Fall and winter, with their shorter days, often cause depression and sadness. This is true in some degree for many of us, but this time of year, with holidays coming up, is especially difficult for people who suffer from Seasonal Affective Disorder (SAD).
The change of time from standard to daylight savings affects many, but those have SAD can experience an increase in depression and anxiety causing them to feel lethargic and sometimes despondent.
One symptom of SAD is a change in sleep. Afternoon naps may be needed. Oversleeping but not getting rested is a common complaint.
SAD sufferers may isolate themselves from family and friends. They may be more negative in thought and speech. A loss of energy is common, as is difficulty concentrating. It has also been noted to be a leading cause of suicide during this time.
SAD sufferers may complain more about aches and pains during this time. They may also gain more weight than normal due to an increase in appetite.
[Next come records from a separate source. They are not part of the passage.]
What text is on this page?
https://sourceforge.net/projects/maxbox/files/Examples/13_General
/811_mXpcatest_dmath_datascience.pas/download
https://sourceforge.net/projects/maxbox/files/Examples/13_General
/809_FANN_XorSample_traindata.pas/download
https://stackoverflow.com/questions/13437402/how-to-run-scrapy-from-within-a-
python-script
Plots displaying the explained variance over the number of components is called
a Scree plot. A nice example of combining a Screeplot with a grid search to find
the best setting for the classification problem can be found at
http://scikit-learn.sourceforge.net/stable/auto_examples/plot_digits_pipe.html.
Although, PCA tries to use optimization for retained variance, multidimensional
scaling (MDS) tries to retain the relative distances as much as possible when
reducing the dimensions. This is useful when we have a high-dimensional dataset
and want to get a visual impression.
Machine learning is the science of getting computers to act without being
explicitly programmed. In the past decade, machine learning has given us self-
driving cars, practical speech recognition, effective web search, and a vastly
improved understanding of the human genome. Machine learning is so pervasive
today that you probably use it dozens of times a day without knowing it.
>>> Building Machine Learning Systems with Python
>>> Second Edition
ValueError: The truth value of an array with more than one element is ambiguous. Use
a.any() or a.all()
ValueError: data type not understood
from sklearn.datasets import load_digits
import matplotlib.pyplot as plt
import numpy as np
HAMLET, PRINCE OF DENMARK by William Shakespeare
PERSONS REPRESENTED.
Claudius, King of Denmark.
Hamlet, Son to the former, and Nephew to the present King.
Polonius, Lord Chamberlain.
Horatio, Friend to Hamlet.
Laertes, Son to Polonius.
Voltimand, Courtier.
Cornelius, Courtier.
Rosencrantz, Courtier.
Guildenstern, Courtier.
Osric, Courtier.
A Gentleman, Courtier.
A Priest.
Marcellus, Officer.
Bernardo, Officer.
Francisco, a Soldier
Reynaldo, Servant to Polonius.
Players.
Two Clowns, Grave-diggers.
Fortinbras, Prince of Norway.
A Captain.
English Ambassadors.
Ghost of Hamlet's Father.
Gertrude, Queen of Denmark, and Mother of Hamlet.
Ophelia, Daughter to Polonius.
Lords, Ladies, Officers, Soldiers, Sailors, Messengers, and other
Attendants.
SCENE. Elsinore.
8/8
SAD is also referred to as Winter Depression, and affects over ten million people in the United States. It is more common in women, but men may suffer more intense symptoms.
Another Seasonal Affective Disorder is Spring and Summer SAD. In this form, insomnia may replace oversleeping. Weight loss due to decrease in appetite, and agitation instead of lethargy are also common differences.
Can Seasonal Affective Disorder be prevented?Since the specifics of the cause of the disorder are still unknown, as with any other depression, genetics, age and body chemistry play large roles in its development.
Some sources recommend the following to help alleviate the symptoms: a healthy low-fat diet, vitamin supplements, eliminating caffeine, exercise, and lots of light.Learning some good stress management techniques will help also.
If the depression lasts more than a few days, you should consult your doctor. Drastic changes in sleep patterns and appetite, feeling hopeless, and suicidal thoughts are strong indications you need medical advice.